In Vietnam, teacher centred teaching is by far the most common teaching method which also allows students to copy the subject matters from the blackboard. Our intention to introduce new methods (i.e. problem-based-learning cases) was seen sceptically by the Vietnamese experts. In addition parallel interpretation restricts free choice of teaching methods. Except for the practical training sessions (day 4) and some case-scenarios containing accident mechanism, physiologic parameters and radiological files we limited teaching methods to teaching centred presentations.
Our project, although not a large scale investigation and intervention, emphasized the importance of the local focus, the local human and institutional factor. It aimed and succeeded at building a local network, identifying key criteria and developing low-cost countermeasures tailored to the specific needs of our partners. It set a solid base that enables all partners to jointly extend the efforts in near future.

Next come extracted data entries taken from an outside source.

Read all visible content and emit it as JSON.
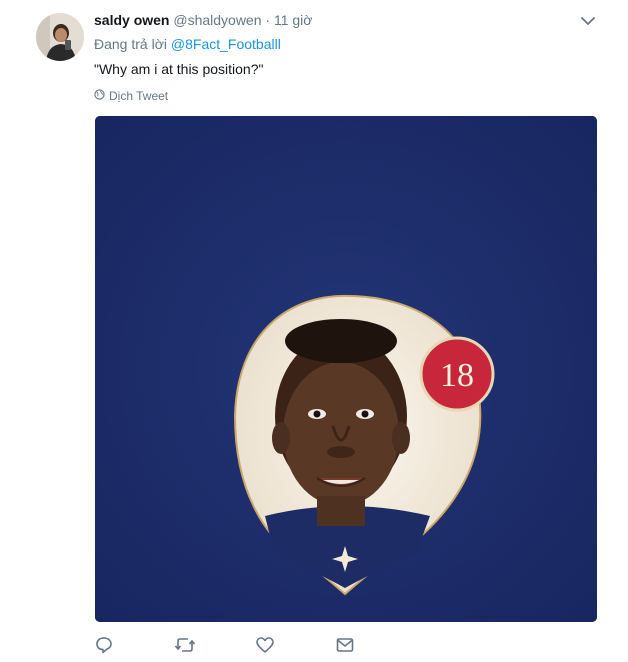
{
  "tweet": {
    "display_name": "saldy owen",
    "handle": "@shaldyowen",
    "separator": "·",
    "time": "11 giờ",
    "replying_prefix": "Đang trả lời",
    "replying_to": "@8Fact_Footballl",
    "text": "\"Why am i at this position?\"",
    "translate_label": "Dịch Tweet"
  },
  "media": {
    "badge_number": "18",
    "background_color": "#1d2d68",
    "badge_color": "#c8263a"
  },
  "actions": [
    "reply-icon",
    "retweet-icon",
    "like-icon",
    "direct-message-icon"
  ]
}
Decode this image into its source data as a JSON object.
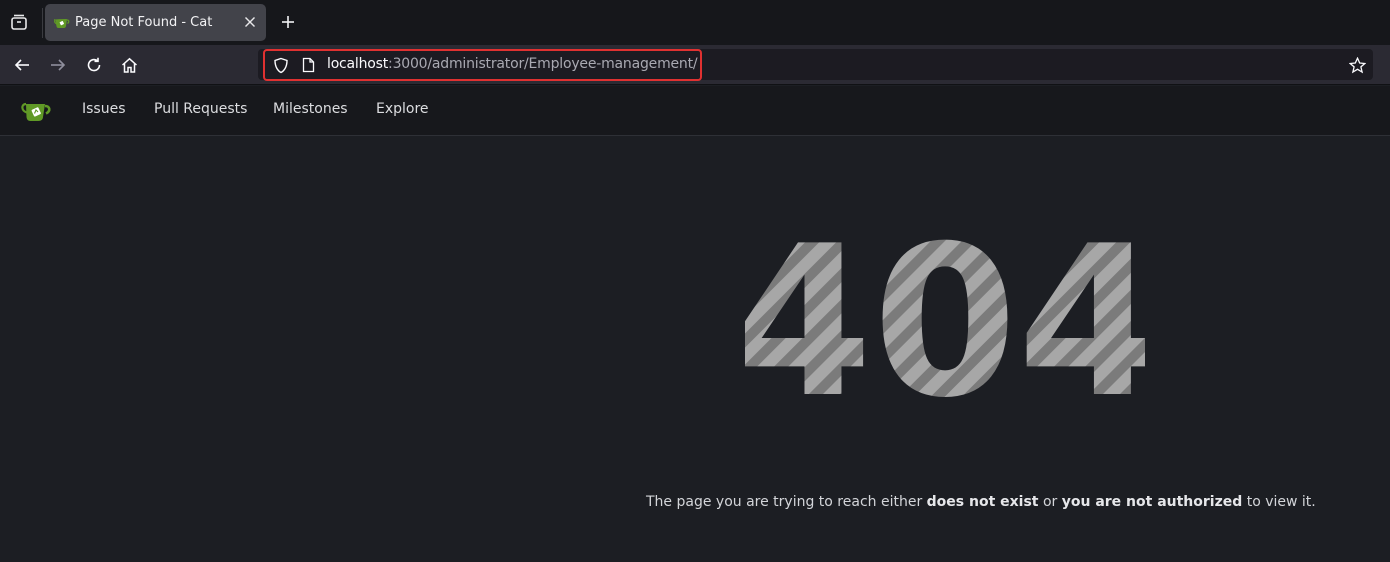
{
  "browser": {
    "tab": {
      "title": "Page Not Found - Cat"
    },
    "url": {
      "host": "localhost",
      "rest": ":3000/administrator/Employee-management/"
    }
  },
  "site_nav": {
    "items": [
      {
        "label": "Issues"
      },
      {
        "label": "Pull Requests"
      },
      {
        "label": "Milestones"
      },
      {
        "label": "Explore"
      }
    ]
  },
  "error": {
    "code": "404",
    "message_prefix": "The page you are trying to reach either ",
    "bold_1": "does not exist",
    "message_mid": " or ",
    "bold_2": "you are not authorized",
    "message_suffix": " to view it."
  },
  "colors": {
    "accent_green": "#609926",
    "highlight_red": "#e03131",
    "page_bg": "#1c1e23"
  }
}
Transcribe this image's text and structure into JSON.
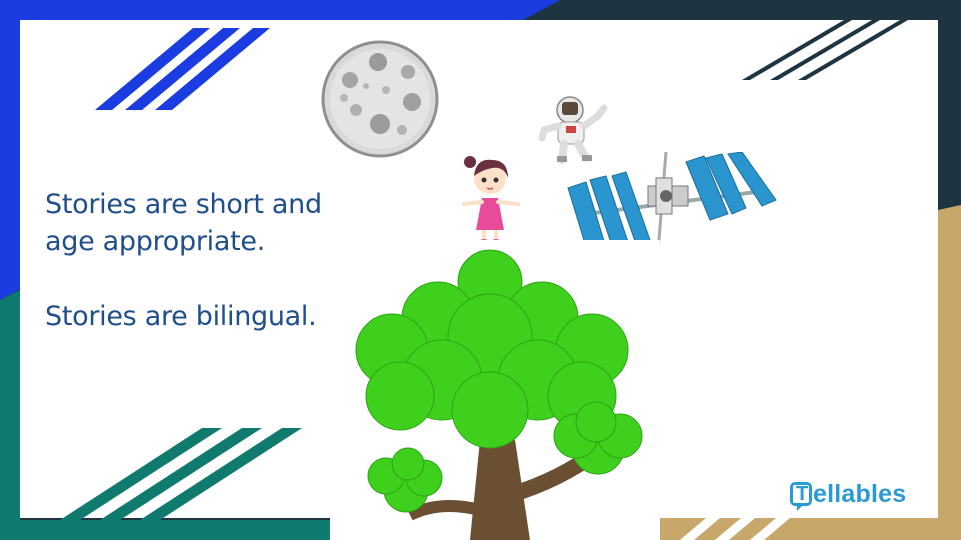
{
  "slide": {
    "line1": "Stories are short and",
    "line2": "age appropriate.",
    "line3": "Stories are bilingual."
  },
  "logo": {
    "mark_letter": "T",
    "text": "ellables"
  },
  "colors": {
    "accent_blue": "#1a3ce0",
    "teal": "#0f7a6e",
    "dark_navy": "#1e3441",
    "tan": "#c8a86a",
    "text_blue": "#1f4e8c",
    "logo_blue": "#2a9ad6"
  },
  "illustrations": [
    "moon",
    "astronaut",
    "space-station",
    "girl",
    "tree"
  ]
}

Lack of original, local data in all aspects of road traffic and trauma management mandates on spot and in-depth analysis. Only then, valid contents for project activities can be developed. Although laborious and costly, we strongly recommend such comprehensive approaches for both large and small scale projects. Viewed in the short term an upgrading of the local infrastructure on the level of industrialised countries is not realistic. Nevertheless, significant improvements in trauma care can result from low-cost measures if targeted to the vulnerable fragments in the continuum of trauma care. Next steps might include hospital based-trauma registries, accident, mortality or morbidity reporting systems and an upgrading of prevention measures on regional or state level.